Vinyl And NFTs: A Trend Or A Future Format?
Have you ever thought about the possibility of the vinyl and NFTs communities uniting? With vinyl reaching an all-time high in 2021 (in the US alone, 41.72 million vinyl LPs were sold) and the NFT market booming in the same year (trading reached $17.6 billion last year), it was only a matter of time before artists and companies that merged vinyl and NFTs emerged.
Who is getting involved?
Singer-songwriter Jon Christopher David created the Vinyl Revival NFT Collection – an NFT collection that includes several digital and real-life items, including actual vinyl records. Last year, DJ 3LAU made headlines for selling 33 NFTs, including unreleased music, unique experiences and – you guessed it – vinyl. Kings of Leon were famously one of the first bands to sell their albums as NFTs. In March 2021, the band sold $2 million worth of NFTs, with token holders getting a limited edition vinyl.

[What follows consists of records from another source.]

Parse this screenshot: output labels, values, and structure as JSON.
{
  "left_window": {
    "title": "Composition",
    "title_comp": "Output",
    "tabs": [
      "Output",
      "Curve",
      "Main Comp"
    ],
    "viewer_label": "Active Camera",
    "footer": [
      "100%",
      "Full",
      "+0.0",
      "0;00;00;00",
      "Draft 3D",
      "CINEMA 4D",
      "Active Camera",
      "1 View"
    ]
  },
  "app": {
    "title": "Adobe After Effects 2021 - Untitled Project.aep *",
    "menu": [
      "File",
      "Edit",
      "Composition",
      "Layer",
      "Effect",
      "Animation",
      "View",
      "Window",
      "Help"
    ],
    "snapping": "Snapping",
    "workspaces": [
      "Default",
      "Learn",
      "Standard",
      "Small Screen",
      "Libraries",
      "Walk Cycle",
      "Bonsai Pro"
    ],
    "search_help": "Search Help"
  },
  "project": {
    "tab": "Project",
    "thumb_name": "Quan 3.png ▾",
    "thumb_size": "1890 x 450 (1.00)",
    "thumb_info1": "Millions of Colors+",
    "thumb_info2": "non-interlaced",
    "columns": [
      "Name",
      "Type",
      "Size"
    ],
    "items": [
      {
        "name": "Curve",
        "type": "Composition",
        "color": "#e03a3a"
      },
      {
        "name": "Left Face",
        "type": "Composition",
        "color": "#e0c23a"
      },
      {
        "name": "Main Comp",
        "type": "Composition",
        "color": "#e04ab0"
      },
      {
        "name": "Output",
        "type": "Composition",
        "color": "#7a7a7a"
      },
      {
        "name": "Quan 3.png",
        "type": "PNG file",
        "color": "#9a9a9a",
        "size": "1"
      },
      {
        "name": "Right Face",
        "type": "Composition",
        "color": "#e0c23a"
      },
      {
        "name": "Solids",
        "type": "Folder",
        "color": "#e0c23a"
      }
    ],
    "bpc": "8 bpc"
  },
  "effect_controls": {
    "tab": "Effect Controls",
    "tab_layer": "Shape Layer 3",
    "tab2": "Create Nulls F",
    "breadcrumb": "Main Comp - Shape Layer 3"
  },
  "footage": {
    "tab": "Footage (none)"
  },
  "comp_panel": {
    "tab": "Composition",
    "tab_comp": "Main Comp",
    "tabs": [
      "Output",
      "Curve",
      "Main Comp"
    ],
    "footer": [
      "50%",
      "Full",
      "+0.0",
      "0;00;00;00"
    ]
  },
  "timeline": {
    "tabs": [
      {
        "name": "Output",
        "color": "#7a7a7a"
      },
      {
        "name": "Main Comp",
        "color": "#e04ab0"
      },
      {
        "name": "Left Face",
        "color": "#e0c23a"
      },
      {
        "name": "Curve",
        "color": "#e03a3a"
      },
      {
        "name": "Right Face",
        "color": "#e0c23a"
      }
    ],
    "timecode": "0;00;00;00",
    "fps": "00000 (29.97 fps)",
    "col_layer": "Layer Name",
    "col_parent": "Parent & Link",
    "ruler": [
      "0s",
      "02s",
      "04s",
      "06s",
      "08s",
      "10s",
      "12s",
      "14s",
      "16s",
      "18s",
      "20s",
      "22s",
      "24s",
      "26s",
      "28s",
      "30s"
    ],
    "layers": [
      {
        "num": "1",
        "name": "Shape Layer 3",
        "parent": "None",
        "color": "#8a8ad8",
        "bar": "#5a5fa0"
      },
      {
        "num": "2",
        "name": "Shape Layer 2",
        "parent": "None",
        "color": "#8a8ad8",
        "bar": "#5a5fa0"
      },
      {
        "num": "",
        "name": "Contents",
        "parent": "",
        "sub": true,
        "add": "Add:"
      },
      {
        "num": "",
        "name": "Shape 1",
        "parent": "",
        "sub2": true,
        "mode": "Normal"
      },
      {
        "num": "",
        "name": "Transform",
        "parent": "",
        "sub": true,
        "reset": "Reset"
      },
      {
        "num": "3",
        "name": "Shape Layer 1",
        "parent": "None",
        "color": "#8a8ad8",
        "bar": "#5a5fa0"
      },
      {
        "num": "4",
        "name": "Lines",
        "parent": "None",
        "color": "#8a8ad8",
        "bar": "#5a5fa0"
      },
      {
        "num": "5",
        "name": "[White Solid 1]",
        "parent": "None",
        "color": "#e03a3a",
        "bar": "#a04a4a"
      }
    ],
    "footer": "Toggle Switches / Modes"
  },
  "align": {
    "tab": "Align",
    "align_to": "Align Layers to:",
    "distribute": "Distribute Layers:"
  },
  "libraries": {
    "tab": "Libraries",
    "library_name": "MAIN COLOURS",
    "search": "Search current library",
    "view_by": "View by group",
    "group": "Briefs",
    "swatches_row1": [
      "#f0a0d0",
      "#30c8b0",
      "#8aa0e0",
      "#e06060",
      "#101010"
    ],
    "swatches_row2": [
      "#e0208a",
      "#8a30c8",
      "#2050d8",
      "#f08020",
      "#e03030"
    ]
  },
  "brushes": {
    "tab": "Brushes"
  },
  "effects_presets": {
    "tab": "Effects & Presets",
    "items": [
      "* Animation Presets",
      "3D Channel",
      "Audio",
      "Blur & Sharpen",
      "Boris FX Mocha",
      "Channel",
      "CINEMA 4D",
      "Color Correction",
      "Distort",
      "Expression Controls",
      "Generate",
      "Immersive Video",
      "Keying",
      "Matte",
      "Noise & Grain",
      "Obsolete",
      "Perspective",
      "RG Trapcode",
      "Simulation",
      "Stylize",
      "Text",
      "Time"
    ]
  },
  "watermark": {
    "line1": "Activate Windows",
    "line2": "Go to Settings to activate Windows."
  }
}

A company in North Carolina, Vinylkey, saw the benefits of combining vinyl and NFTs. Vinylkey integrates the two by including an NFC tag in the centre of the LP, which, when scanned, directs the individual to a website that shows the NFT for the same album.
What attracts forward-looking artists to Vinylkey is that they can earn extra income from NFT resales. That’s exactly what convinced singer-songwriter Moses Sumney to get involved in creating Vinylkey’s first NFT-integrated record.
Sumney’s special edition record was purchased for 1.4 ETH – or $4,273 at the time. If the owner decides to resell the NFT, Sumney would receive 10% of that sale, which would not be possible through a traditional vinyl sale.
Is everyone keen on integrating vinyl and NFTs?
While the idea works on paper, one must question whether there is much overlap between the NFT and vinyl collectors communities. First of all, for the idea to work in the long term, both vinyl and NFTs must stick around. Vinyl has proved its staying power, but since NFT technology is still nascent, it will undoubtedly change in the years ahead.
Moreover, many people in the music community still do not understand NFTs. The technological barriers to NFTs and Web3 mean that such a product would only make sense to those who have a wallet or know how to set it up. Additionally, the target audience needs to know how to buy crypto and have a general understanding of what blockchain is.
However, as the vinyl collector community gets progressively younger, this technological barrier may only be temporary. Moreover, as NFTs and Web3 become more common, companies like Vinylkey could very well be pioneers of what could become commonplace in ten, twenty years.